Donnerstag, 14. März 2013

Gesetzesentwurf zur Begrenzung von Abmahnkosten

Bundesregierung beschließt Maßnahmenpaket gegen unseriöse Geschäftspraktiken

Nach wie vor werden jedes Jahr über 100.000 Abmahnungen wegen Verletzungen von Urheberrechten durch Up/Download in sog. Tauschbörsen (Filesharingnetzwerken, P2P, Torren) versandt. Oftmals werden Schadenersatzansprüche von mehreren tausend Euro für eine Datei geltend gemacht - uns liegen z.B. mehrere Abmahnungen vor in denen bis zu 4.800.- € Schadenersatz für eine Datei gefordert werden. Sehr teuer kann es auch werden, wenn sog. Sampler, d.h. Dateien auf denen mehrere Musikstücke zu einer Datei zusammen gefasst sind über Tauschbörsen aus dem Netz geladen werden. Bleibt sind hier insbesondere Dateien wie German Top 100, Bravo Hits oder The Dome.

Da auf einer Datei bis zu 100 aktuelle Musikstücke enthalten sein können drohen daher auch mehrfach Abmahnungen verschiedener Kanzleien. Bereits vor Jahren haben wir zusammen mit anderen Kollegen und dem Verein gegen den Abmahnwahn und gulli.com einen öffentlicher Brief an das Bundesjustizministerium gesandt und um gesetzliche Regelung des Abmahnwahns ersucht. Der Gesetzgeber hatte zwar mit § 97a UrhG einer Deckelung der Abmahnkosten für die erste Abmahnung erlassen, jedoch wird diese Regelung von den meisten Gerichten aufgrund der sehr schwammigen und auslegungsfähigen Rechtsbegriffe nicht für Filesharingabmahnungen angewandt. Eine Entscheidung des BGH, der meiner Meinung (oder besser Hoffnung) nach zu einer Anwendung auch in Filesharingfällen kommen würde ist hierzu leider noch nicht ergangen.

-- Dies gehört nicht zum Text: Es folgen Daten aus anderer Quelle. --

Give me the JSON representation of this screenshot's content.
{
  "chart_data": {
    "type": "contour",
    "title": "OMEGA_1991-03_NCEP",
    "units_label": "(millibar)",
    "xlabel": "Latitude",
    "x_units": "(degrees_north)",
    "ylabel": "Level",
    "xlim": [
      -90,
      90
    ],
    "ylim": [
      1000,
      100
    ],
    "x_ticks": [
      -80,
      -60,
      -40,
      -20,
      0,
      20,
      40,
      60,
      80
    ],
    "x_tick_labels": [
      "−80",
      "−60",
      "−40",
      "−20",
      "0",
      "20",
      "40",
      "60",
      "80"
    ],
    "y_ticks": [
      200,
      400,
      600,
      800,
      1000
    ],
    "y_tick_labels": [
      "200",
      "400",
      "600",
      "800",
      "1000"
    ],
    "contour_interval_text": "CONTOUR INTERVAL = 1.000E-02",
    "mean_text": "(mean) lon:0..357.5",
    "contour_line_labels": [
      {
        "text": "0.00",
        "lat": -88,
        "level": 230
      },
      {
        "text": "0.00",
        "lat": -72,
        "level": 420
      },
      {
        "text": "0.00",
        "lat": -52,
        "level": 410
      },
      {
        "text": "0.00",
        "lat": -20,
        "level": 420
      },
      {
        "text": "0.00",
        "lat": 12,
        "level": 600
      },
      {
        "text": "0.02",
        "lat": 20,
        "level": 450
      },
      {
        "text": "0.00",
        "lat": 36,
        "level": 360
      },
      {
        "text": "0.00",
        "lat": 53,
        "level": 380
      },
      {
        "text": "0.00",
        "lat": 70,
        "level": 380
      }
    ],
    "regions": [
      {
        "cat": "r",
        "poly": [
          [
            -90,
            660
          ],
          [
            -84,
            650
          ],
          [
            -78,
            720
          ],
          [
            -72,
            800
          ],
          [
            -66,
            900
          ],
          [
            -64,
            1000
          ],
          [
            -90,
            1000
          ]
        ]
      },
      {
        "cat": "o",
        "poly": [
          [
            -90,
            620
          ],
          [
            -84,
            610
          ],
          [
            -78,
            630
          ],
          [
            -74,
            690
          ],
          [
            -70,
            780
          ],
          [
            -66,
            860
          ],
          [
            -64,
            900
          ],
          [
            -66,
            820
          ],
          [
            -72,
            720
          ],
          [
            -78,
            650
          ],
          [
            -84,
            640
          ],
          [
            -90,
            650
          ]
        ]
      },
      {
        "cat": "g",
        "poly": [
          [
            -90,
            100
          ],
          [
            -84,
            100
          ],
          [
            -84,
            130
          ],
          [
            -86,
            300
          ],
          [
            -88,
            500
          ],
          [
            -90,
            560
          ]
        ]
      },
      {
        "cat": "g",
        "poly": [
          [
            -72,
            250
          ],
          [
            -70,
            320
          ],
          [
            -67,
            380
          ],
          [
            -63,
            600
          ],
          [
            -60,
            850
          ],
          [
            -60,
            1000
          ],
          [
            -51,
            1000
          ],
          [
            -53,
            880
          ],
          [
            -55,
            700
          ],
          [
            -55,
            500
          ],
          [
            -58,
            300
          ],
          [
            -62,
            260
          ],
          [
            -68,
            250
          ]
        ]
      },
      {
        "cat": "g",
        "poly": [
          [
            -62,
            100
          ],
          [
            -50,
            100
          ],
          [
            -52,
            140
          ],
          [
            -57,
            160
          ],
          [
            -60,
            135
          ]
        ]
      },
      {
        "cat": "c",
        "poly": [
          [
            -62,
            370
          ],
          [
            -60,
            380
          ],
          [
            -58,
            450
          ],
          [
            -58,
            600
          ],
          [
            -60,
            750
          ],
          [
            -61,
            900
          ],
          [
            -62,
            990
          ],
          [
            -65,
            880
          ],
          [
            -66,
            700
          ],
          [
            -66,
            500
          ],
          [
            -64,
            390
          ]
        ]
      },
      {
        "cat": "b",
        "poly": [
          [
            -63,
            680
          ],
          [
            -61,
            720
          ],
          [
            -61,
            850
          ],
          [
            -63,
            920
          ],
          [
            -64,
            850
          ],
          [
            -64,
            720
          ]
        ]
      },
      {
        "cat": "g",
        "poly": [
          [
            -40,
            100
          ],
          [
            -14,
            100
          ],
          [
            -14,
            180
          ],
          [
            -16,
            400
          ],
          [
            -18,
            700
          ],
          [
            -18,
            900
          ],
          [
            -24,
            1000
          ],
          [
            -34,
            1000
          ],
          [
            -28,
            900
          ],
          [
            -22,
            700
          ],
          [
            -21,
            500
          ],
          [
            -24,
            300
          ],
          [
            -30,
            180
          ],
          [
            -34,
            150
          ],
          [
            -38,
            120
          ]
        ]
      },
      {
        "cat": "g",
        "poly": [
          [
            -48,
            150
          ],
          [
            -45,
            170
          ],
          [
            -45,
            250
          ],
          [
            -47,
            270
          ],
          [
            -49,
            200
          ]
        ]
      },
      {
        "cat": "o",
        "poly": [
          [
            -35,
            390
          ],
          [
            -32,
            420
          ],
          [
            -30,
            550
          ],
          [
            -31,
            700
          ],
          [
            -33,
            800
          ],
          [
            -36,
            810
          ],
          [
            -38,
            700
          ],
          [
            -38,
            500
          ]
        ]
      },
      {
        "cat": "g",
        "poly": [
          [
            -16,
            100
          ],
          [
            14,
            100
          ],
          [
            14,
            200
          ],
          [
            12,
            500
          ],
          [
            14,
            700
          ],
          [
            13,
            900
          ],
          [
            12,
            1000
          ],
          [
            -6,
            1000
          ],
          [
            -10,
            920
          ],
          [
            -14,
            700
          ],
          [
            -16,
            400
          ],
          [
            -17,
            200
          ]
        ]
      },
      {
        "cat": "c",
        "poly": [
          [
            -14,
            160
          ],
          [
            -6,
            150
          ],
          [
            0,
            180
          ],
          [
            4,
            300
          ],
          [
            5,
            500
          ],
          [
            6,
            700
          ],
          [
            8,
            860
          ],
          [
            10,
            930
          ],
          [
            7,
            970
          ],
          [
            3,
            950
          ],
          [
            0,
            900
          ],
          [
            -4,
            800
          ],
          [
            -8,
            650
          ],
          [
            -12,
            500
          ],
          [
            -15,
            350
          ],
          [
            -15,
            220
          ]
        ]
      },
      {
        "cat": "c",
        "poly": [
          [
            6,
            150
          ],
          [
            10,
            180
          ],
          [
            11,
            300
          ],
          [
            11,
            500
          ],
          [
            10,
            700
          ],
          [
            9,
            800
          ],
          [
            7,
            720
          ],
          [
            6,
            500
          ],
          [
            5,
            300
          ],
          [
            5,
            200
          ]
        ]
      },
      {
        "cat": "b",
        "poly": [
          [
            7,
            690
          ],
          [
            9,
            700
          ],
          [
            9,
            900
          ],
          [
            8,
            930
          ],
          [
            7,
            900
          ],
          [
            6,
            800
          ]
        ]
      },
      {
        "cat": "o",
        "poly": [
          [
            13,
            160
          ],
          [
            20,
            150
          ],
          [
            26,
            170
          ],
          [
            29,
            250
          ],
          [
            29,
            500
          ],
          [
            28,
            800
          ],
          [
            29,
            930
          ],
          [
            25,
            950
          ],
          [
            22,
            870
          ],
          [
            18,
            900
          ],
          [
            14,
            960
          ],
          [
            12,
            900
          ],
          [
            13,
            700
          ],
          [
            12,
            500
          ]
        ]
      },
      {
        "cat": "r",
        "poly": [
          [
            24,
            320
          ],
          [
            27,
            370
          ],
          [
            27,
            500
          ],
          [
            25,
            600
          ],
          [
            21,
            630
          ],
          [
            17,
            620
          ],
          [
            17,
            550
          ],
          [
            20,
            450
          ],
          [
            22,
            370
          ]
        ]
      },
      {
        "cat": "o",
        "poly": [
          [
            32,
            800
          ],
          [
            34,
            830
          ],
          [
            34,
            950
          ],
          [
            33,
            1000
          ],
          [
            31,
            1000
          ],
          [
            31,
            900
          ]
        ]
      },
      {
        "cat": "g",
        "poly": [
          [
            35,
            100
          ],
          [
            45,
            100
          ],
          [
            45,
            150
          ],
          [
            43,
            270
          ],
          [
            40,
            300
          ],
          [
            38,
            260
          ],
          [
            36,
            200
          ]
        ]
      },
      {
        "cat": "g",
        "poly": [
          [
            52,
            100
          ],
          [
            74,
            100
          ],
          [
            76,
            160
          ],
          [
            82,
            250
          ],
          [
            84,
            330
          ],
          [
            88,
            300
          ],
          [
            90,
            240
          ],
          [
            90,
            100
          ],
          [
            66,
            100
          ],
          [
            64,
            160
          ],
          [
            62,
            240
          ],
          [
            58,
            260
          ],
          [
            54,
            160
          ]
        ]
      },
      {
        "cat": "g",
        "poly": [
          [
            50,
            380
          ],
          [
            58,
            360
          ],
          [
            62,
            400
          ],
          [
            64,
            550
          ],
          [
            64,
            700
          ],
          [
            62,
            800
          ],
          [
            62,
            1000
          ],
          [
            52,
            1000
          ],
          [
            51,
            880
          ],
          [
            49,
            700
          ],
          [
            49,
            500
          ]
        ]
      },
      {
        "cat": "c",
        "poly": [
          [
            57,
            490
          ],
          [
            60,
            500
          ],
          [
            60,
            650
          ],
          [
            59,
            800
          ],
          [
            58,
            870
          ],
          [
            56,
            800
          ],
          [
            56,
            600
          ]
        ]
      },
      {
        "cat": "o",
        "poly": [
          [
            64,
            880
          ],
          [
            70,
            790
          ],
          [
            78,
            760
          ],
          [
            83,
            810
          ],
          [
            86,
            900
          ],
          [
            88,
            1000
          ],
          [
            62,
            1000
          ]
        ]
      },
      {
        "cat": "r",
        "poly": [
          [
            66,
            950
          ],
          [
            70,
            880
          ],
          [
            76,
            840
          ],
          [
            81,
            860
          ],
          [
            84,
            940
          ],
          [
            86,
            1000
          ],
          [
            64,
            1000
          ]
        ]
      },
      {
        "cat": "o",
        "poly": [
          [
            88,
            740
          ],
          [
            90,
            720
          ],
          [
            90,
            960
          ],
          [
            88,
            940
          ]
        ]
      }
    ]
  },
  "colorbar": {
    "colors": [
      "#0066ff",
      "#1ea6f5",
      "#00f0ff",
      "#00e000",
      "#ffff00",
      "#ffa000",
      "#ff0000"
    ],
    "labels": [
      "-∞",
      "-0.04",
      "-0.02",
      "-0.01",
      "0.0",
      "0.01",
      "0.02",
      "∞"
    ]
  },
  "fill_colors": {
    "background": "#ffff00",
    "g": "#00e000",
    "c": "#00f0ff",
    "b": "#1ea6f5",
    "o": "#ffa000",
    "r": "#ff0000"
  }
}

Um die Abmahnindustrie - derzeit sind mehr als 60 Anwaltskanzleien nahezu ausschließlich mit Abmahnungen wegen Filesharing im großen Stil beschäftigt - einzudämmen, hat das Bundeskabinett am 13.03.2013 einen Gesetzentwurf (Maßnahmenpaket gegen unseriöse Geschäftspraktiken) gebilligt, nach dem Abmahnanwälte in Zukunft lediglich noch Anwaltskosten aus einem Streitwert von 1.000.- € (bisher bis zu 30.000.- € und 10.000.- € je Musikstück) fordern dürfen. Somit wären nicht mehr, wie aktuell z.B. auch das Amtsgericht München in einer Vielzahl von Klagen der Anwaltskanzlei Waldorf Frommer annimmt Anwaltkosten von über 500.- € fällig sondern allenfalls 155,30 € pro Abmahnung.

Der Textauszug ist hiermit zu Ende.